The rapid pace at which disasters have emerged in recent weeks has challenged the agency, especially against the backdrop of a pandemic that is now more than 18 months old.
“I am looking at whether we could reach a point where federal capacity overall is stretched,” said Juliette Kayyem, a former assistant secretary at the Department of Homeland Security. “It is something that as you look to the future where we could get to a point where crises are not measured in 10 year cycles, but by 10 or 15 day cycles. And that will impact FEMA because they will need to make choices about the deployment of resources.”
The Caldor wildfire in California — one of dozens now burning in the West — has scorched close to 169,000 acres. Hurricane Ida wiped out entire communities in Louisiana before flooding large swathes of New York and New Jersey, spawning tornadoes and shutting down the New York City subway system. The storm killed 60 people and displaced thousands more, and left millions without power. And the Delta variant is driving up Covid-19 infections and filling hospitals in the Southeast and Pacific Northwest.

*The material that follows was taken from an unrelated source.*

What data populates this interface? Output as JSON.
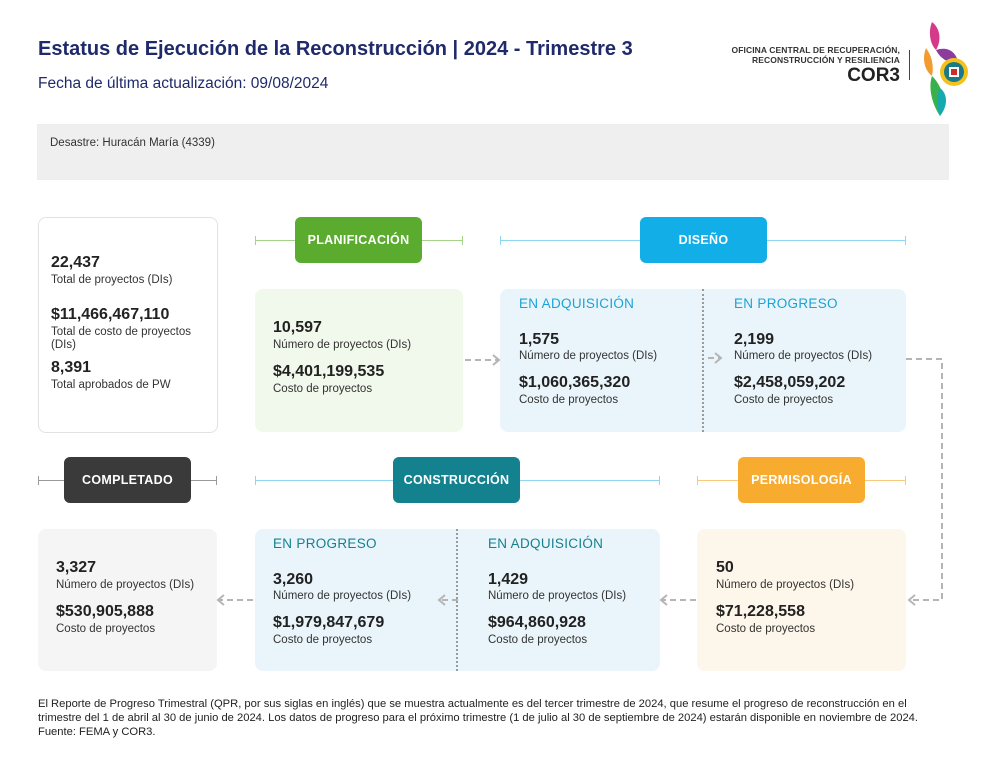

In the wake of those crises, FEMA has faced an influx of requests for help from across the country. It has mobilized thousands of its own staff along with military personnel and resources such as food kits, fuel tanks and monoclonal antibodies.
As of Monday, the agency was responding to four emergency disaster declarations in New York, Louisiana, Missouri and New Jersey after Hurricane Ida, along with wildfire-related emergencies in California, Washington and Oregon. And several states, including Louisiana, are now receiving FEMA’s help to cope with surges in Covid-19 cases, hospitalizations and deaths caused by the spread of Delta.
Other federal agencies, including the Centers for Disease Control and Prevention, are also helping states deal with Delta. Hundreds of federal officials are either deployed or working remotely for states such as Alabama, Missouri, Mississippi, Texas, New Mexico and North Carolina. Most of the on-ground support includes medical personnel — doctors and nurses — who are helping with patient care. The administration’s supply deliveries have included five mortuary trucks for Texas, 100 ventilators for Oklahoma and 50 ambulances for Louisiana.
Top federal health officials are expecting Covid-19 to surge in more states as schools and businesses open, two of the senior administration officials said. And it is possible that those worsening outbreaks will hit states also experiencing natural disaster emergencies, they said.
“That fall Covid peak could come right at the same time as hurricanes are rolling through,” one of the senior administration officials said. “The federal government has enormous capacity to handle those kinds of events. But I think we’re underestimating how much states might need more help, especially if we don’t get medical staffing back up to where it should be.”
In a call with reporters on Tuesday, the Biden administration acknowledged the fact that states are struggling to keep up with the various emergencies.
“States are having to respond to more frequent and intense disasters more frequently,” a senior administration official said. “We need to do more and help states recover from recent and ongoing natural disasters. They have many unmet needs.”